Of course, he came highly recommended, but it was that one line – that empathy – that gave me the comfort I so desperately needed. After several consults and an in-person meeting with him and the supporting neuro-otologist, I knew I had my team.

The Surgery and Recovery

Heading into surgery, two thoughts consumed me: What if they don’t get all of it, and I live with this forever? Or what if I lose function in my face? The facial nerve runs right next to the tumor location, and I knew that weakness or even paralysis were very real risks.

My first memory after waking up was my surgeon asking me to smile and squeeze my eyes shut. I could. Then I asked, “Did you get it all?” And he replied, “I got the whole damn thing.”

That moment – relief, shock, gratitude, everything at once – is forever etched in my mind. I was still here. And I could still smile.
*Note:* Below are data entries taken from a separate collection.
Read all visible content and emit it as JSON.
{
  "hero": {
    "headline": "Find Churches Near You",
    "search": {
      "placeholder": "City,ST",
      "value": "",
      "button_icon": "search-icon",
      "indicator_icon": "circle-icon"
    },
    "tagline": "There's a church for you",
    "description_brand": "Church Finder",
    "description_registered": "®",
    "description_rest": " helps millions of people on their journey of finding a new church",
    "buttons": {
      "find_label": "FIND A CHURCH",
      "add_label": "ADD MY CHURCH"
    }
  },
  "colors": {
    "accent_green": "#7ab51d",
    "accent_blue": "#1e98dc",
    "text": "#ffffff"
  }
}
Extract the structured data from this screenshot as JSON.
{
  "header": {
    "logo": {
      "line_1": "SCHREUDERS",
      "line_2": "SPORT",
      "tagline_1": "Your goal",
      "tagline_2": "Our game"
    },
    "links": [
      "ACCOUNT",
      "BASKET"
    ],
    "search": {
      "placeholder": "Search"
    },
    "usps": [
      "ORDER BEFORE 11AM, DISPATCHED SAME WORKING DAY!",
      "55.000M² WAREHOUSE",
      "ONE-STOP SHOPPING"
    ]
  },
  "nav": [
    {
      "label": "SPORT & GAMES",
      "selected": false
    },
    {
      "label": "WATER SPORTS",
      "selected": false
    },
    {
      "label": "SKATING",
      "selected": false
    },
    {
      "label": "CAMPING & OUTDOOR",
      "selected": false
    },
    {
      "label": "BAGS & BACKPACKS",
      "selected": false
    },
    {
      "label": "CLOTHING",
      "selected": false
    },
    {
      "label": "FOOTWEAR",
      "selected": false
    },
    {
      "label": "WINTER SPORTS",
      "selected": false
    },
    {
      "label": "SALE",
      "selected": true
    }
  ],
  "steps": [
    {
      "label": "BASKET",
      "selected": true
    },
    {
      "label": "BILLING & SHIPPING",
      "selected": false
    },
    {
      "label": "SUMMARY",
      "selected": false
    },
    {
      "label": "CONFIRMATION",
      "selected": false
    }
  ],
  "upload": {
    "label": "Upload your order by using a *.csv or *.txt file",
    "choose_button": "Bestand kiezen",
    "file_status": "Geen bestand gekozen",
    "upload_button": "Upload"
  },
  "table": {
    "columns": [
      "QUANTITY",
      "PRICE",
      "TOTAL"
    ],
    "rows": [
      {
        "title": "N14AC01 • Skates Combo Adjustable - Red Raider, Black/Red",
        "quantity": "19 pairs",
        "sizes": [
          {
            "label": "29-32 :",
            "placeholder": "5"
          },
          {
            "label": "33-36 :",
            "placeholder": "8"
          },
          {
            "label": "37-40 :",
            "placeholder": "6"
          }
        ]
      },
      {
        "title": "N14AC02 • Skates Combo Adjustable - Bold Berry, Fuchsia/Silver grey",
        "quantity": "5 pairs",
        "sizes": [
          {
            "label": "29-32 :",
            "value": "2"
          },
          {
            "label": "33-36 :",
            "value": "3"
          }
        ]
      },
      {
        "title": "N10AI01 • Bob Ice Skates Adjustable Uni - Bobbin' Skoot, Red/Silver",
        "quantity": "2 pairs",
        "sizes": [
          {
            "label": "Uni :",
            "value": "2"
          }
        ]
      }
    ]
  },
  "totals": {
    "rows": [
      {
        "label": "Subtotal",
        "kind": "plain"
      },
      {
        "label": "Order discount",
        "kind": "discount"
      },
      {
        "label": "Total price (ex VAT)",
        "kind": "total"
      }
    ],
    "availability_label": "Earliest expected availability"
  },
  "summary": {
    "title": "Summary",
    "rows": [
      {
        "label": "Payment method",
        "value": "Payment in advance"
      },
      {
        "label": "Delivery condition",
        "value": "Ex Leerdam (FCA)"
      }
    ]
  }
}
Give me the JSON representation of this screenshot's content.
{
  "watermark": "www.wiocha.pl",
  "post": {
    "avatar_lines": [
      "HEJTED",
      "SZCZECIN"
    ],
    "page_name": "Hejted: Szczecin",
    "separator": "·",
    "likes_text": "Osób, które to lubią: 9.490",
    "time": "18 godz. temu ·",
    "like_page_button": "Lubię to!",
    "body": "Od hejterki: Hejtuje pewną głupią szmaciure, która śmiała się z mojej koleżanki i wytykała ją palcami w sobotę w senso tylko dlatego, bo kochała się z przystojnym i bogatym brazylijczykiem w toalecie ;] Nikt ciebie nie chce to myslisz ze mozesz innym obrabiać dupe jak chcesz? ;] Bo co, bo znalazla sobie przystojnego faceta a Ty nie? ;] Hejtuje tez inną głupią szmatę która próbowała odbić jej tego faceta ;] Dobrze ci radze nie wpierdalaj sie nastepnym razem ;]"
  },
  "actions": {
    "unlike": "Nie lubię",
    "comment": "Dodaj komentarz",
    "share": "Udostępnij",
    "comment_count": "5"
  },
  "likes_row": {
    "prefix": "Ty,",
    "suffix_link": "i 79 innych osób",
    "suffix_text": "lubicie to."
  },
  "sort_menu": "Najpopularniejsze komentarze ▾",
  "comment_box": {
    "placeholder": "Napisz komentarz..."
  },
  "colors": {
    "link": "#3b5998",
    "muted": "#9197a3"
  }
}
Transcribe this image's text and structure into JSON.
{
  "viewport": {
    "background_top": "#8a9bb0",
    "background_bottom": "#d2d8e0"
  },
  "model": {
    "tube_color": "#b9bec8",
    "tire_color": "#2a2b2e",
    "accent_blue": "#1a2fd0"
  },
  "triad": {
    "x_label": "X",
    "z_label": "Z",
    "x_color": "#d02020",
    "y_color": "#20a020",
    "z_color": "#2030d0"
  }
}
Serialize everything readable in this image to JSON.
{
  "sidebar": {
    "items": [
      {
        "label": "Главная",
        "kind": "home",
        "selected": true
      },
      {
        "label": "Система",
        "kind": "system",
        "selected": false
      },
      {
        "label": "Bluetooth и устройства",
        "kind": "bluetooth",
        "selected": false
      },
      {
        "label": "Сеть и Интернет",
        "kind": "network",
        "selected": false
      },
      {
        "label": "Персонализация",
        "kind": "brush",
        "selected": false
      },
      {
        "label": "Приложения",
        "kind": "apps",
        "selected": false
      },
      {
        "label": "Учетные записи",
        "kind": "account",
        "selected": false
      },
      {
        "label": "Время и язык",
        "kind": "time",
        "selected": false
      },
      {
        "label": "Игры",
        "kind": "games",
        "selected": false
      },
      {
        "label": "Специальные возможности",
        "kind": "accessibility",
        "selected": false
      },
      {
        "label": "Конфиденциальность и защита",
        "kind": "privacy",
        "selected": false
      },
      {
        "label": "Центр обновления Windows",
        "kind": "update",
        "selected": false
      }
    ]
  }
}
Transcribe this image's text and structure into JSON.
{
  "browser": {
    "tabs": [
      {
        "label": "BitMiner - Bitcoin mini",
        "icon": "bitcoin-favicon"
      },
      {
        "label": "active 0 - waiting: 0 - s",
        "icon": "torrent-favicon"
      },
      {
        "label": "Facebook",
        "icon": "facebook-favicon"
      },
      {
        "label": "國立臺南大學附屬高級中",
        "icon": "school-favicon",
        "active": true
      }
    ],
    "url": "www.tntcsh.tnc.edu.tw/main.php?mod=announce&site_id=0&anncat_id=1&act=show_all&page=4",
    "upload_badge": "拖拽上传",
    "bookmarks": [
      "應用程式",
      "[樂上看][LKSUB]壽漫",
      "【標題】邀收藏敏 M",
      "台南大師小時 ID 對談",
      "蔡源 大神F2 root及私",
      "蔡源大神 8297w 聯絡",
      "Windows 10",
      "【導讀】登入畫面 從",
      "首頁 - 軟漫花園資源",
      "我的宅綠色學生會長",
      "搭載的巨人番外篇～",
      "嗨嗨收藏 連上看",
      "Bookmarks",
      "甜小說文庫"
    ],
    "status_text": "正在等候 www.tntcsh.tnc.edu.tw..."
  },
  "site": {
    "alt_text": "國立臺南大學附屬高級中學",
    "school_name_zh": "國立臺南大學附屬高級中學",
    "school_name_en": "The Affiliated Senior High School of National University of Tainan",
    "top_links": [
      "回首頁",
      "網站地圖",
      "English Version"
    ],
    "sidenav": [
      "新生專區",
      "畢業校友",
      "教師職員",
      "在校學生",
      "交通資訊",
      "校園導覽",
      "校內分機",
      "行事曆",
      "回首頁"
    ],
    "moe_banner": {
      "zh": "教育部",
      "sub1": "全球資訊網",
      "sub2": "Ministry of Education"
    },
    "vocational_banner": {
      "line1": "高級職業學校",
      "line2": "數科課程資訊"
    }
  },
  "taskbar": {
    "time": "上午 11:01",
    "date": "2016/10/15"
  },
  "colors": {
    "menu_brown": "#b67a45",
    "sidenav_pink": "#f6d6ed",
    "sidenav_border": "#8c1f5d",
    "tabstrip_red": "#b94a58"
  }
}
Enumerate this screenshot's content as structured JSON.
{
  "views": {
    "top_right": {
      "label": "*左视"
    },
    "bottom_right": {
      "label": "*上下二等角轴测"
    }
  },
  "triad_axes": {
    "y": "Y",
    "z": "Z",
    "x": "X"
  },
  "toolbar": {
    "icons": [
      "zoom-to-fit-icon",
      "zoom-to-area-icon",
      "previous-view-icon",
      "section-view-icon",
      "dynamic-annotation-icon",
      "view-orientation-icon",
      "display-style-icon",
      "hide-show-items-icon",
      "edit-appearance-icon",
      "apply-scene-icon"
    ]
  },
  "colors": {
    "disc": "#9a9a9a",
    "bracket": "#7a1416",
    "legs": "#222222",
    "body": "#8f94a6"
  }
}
The truth is, that moment was only the beginning. What followed was harder than I ever imagined. A few days after the 8-hour brain surgery, I needed another 5-hour procedure to address a complication. That second surgery hit me so hard that it felt like starting from scratch. I had to relearn how to walk – not once, but twice – after each operation. And, as if that wasn’t enough, I had a severe allergic reaction to a drug used during the second procedure. Setback after setback tested every part of me – physically and emotionally.

After a week and a half in the hospital, I am finally home. Recovery has been tough, and healing is far from over. I’ve started vestibular physical therapy and will be spending the next couple of months rebuilding my strength.

Looking Forward

While 2025 did not start the way I had planned, and nothing about it has been easy, this tumor isn’t the end of my story – it’s the beginning of a new chapter. I’m learning to adjust to a “new normal.” It’s hard. It’s single-sided deaf. But it’s mine.

No, I wouldn’t have chosen this path. But I’m certainly stronger than I realized. I see life, family, and health through a sharper lens now. I feel the little things deeper – the quiet moments, the people who show up, and the fact that I’m still here.

We don’t get to choose our mountains in life, but we do get to choose how we climb them. And thanks to my support system, I have the strength to keep climbing – one step at a time.

TAGGED WITH: acoustic neuroma


Opinions expressed within this story belong solely to the author and do not reflect the views or opinions of the National Brain Tumor Society.